A la tercera noche la voz me demandó cuatro ejemplares. A la cuarta, ocho. Creo que hice vagos cálculos para conocer el número de días que podría satisfacer la cruel demanda con el número de volúmenes de mi modesta biblioteca. Es curioso, pero siempre creí que una biblioteca debería tener en su tamaño una correspondencia con la extensión de la vida de su lector y bibliotecario. Que aunque infinita entre sus páginas, fuera más o menos posible abarcarla en el plazo razonable de una vida, en buena medida dedicada a frecuentarla.

Ahora me aterraba la voracidad de la progresión geométrica. Entonces hice una selección apresurada, aparté la Biblia (King James), la Ilíada, la Odisea, la Comedia (en italiano y en inglés), las tragedias y las comedias de Shakespeare, las Enéadas, la Eneida, el Quijote, Las mil noches y una noche, un volumen de Platón, otro de Stevenson, uno De Quincey, un Chesterton, un Voltaire, un Schopenhauer, un Berkeley, uno de Alfonso Reyes, La invención de Morel, una antología de poesía inglesa, y algunos más, puedo decir que poco más. Me dije, mientras pueda conservar y volver a estos libros, habrá un mañana.

En mi sueño, a la otra noche, la quinta, la voz me demandó dieciséis libros. Obedecí, sin mirar demasiado los tesoros que perdía, pero me armé de valor y le dije a esa voz que fuera de quien fuera, no tenía derecho a perturbar mis noches, a expoliar mi biblioteca.

La voz me explicó educadamente que conservar esos libros era una vieja costumbre que ya me era innecesaria, una posesión inútil, porque estaba en situación de decirme con certeza que ya nunca los leería, me faltaría tiempo o ánimo, pero que todavía gozaría de la compañía de otros, y que no me alarmara demasiado, que aún tendría tiempo de volver a ver la clara luna, que no se había agotado la inalterable suma de veces que me daba el destino. ¿Por qué yo?, pregunté, sin esperanza. Porque así lo has imaginado, respondió. Y se disculpó, dijo que era tarde.

En mi sueño, a la otra noche, la sexta, aguardé la llegada de la voz con más resignación que entereza. Me encontró despierto, con un libro entre las manos. Ya había renunciado a hacer un recuento de lo perdido. Como era previsible, me exigió treinta y dos libros de mi biblioteca. Tómalos, le dije, están en la mesa, ya he hecho un atado para tu infame pedido. ¿Adónde llegaremos?, pregunté. Al final, respondió. Comprendí que estaba cerca, muy cerca... pero entonces me di cuenta que bien podría no ser la muerte la que me rondaba, sino la ceguera.

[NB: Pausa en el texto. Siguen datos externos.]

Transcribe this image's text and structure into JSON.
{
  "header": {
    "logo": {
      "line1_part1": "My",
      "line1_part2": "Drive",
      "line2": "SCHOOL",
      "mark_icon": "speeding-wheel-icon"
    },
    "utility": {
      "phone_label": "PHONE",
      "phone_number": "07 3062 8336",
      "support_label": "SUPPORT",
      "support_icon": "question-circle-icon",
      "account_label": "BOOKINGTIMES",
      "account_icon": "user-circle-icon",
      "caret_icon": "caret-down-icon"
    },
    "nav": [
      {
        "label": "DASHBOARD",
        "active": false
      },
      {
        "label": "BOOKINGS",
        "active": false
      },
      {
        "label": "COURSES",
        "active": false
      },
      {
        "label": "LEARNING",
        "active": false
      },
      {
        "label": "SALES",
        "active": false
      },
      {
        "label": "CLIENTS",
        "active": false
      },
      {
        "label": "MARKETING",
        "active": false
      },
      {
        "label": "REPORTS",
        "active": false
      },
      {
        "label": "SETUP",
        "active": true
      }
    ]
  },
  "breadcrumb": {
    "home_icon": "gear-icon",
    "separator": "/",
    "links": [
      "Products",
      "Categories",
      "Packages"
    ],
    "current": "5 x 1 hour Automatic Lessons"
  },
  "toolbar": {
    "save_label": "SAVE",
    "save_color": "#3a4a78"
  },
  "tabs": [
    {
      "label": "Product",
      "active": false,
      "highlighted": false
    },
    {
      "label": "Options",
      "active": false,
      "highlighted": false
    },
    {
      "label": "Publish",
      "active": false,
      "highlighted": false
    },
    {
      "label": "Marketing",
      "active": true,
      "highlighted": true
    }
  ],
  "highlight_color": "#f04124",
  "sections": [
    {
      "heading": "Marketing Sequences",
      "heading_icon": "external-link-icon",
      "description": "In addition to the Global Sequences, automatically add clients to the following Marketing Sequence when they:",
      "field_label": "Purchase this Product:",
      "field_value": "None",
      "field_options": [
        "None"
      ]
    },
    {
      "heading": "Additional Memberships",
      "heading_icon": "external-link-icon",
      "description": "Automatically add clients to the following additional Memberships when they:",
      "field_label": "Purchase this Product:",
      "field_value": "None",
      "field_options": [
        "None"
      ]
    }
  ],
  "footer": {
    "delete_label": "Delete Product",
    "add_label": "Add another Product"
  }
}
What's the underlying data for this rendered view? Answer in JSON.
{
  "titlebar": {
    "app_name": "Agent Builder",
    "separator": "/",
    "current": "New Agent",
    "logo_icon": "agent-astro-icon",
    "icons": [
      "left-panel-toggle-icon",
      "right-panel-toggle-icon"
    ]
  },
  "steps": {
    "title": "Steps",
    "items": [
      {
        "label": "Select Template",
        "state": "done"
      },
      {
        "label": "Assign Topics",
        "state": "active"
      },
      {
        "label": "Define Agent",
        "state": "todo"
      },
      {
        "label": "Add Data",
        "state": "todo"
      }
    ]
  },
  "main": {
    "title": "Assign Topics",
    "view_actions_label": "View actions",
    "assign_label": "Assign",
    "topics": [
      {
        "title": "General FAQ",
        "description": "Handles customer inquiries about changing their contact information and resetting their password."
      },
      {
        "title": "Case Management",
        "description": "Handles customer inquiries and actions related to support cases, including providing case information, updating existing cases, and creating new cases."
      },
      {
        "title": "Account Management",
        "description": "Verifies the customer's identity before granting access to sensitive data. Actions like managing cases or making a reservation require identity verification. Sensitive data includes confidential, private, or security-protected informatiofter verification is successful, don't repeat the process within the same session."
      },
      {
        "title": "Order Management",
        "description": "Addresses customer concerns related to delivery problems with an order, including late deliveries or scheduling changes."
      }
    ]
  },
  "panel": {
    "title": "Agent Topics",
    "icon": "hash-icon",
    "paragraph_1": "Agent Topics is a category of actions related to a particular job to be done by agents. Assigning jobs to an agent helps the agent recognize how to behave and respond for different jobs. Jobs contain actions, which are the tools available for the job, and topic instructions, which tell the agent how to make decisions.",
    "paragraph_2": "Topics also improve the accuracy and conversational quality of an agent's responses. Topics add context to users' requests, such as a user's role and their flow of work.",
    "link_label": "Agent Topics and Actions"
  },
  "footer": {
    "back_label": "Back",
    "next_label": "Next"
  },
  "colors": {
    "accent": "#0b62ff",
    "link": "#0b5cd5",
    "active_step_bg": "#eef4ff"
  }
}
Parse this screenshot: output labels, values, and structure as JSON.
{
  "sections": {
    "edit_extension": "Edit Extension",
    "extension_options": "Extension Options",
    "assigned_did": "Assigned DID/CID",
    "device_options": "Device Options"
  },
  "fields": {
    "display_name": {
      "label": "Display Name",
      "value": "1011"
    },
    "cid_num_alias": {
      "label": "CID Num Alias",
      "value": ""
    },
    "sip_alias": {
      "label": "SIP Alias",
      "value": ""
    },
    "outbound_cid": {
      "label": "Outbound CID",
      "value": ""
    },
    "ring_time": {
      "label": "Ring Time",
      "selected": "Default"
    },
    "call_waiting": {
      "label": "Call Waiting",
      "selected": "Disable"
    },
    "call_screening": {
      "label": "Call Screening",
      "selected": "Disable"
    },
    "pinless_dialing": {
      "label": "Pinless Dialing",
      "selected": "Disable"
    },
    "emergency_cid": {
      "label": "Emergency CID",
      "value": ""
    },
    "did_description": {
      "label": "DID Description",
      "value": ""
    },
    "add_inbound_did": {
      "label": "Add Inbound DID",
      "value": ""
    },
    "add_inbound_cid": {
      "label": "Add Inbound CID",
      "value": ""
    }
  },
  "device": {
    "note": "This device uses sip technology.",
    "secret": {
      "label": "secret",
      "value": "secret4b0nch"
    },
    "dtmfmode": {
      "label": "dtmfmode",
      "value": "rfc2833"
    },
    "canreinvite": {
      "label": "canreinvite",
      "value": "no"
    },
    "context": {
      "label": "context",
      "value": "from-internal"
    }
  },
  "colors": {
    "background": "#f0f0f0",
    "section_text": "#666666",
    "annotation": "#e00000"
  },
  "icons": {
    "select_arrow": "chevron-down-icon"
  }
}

En mi sueño, a la otra noche, la séptima, a la hora de costumbre la voz me demandó sesenta y cuatro volúmenes. Tómalos tu misma, dije, seas lo que seas. Te has llevado ciento veintisiete libros, déjame el tiempo necesario para leer otro tanto, dije. El universo y una vida caben en mucho menos, dijo. Leerás los que cifren tu vida. Ni uno más. Las lunas, los viajes, los libros, los cantos de los pájaros y los días están contados.

Ferré calló.

Es fantástico, dije. Esos versos y esas señas, esa cita, todo el sueño, bien podrían ser de Borges, está calcado.

No has comprendido, dijo Ferré, con pesadumbre. En mi terrible pesadilla, yo era Borges.